Royal Ballet School
Young Talent Festival: Paquita mazurka & pas de trois, Earthborn, Solitude, End of the Road, Scottish Dances from Flowers of the Forest, Swan Lake, Untied Undone, Les Ames Malades, Swan Lake pas de six, Start Again, Simple Symphony
London, Linbury Theatre
26 June 2019
The last hurrah for the Royal Ballet’s inaugural Young Talent Festival was reserved for its own school – and what a packed programme it laid on.
Twenty-four White Lodge students from Years 8 and 9 flooded the stage to open with the mazurka from Paquita, followed by an enchanting rendition of that ballet’s pas de trois. Daichi Ikarashi gets noticed at every school performance he appears in, and no wonder, his line, propulsion and control here were simply glorious; Marianna Tsembenhoi and Brigid Walker also sparkled.
Robert Binet’s Earthborn, created in 2013 for Canada’s National Ballet School, played with axis and tension as the energy of nine male dancers encountered the authoritative presence of three female dancers. Then the first batch of student choreography: George Ring and Luke Wragg’s Solitude had a well-drilled corps of youngsters dancing to Max Richter’s November; End of the Road, created by the Year 11 student Jack Bruce, was built round Clair de Lune and had an air of old-fashioned romance about it, with its wartime look, old portable wireless and gentle intimacy.
The Scottish Dances from David Bintley’s Flowers of the Forest was a lovely tribute to the retiring artistic director of Birmingham Royal Ballet – and enthusiastically performed. There was high-jumping male peacocking from Raphael Duval, Johnny Randall and Matthew Bates (resplendent in their kilts), comedic drunken stumbling and a beautifully delicate duet with a captivating turn from Xinyue Zhao, a Prix de Lausanne scholarship student with poise and presence.

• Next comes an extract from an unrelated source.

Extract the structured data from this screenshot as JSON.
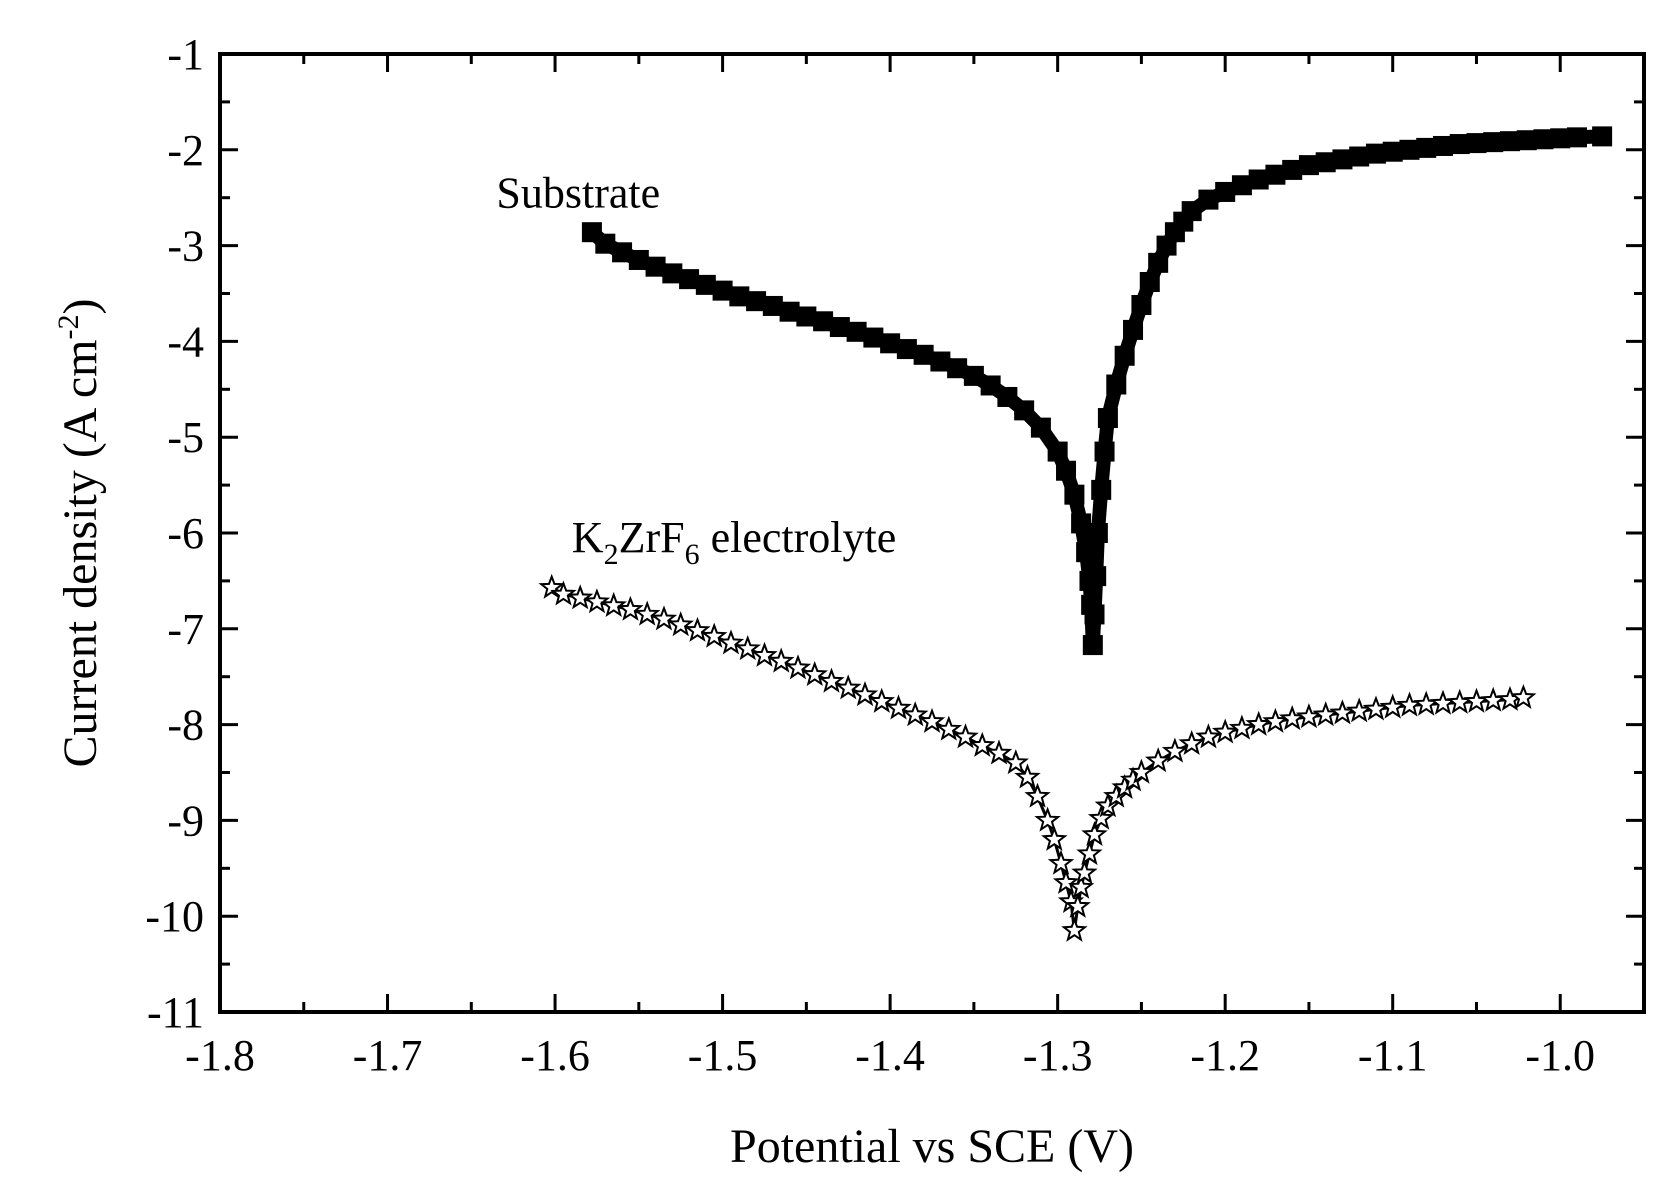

Randall appeared again – and showed real dramatic flair – in the extract from Mats Ek’s Swan Lake that opened the second half. What a beguilingly strange work this is, with the classical lines subverted at every opportunity, making the dancers move with an exaggerated, clumsy, almost alien strangeness. Randall and the female dancers rose to the challenge impressively.
The 15 male dancers tackling Ashley Page’s Untied, Undone showed great stamina – this is a piece that builds its power slowly, switching between three groups of five dancers with a hurtlingly fast, highly athletic interpretation of the fourth movement of Mendelssohn’s Fourth Symphony. There are no still moments in which to find your equilibrium; but the dancers held their own and by the end all 15 were creating waves of movement that swelled and ebbed across the stage rather thrillingly.
More student choreography: Sacha Genet put together Albinoni’s well-worn Adagio in G Minor and a huge dollop of Victorian gothic romanticism for Les Ames Malades, which had a breast-clutching, swooning Tsembenhoi in floaty white being restrained and consoled by four more women in floaty white. It was a bit overwrought. The Swan Lake pas de six that followed it was the only time an attack of nerves really hit these students – luckily, Zhao was on hand to sail serenely through Ashton’s demanding classicism with precision and grace.
School performances invite you to wonder which of the students will be the main-stage stars of tomorrow – with the American dancer Kele Roberson, there’s little room for doubt that he’s is going to make an impression. The Texan deferred his place at the Juilliard School to receive a Royal Ballet School training; here he was given the opportunity to perform his own solo piece, Start Again, a burst of vigorous contemporary movement shot through with a street-dance looseness. Roberson stamped his authority across the stage, a delight to watch.
The finale was a revival of Alastair Marriott’s Simple Symphony, created on Royal Ballet students (including the newly minted RB principal Marcelino Sambé) in 2012. Simple it is not; it takes Britten’s Simple Symphony for strings, adds a riot of intricate, playful, neo-classical “fauns in a glade” dancing, and gives it an eye-popping colour palette of lime, raspberry, pink and orange. There’s fiendish footwork and devilish lifts to master here – but the three principal couples, particularly Hanna Park and James Large, executed their duets with energy and attention to detail.
This crop of Royal Ballet School students come across as confident and versatile – which all bodes well for the future. And there’s a chance to see a lot of these pieces in the Royal Ballet School summer performances at Opera Holland Park and on the Royal Opera House main stage, all in July.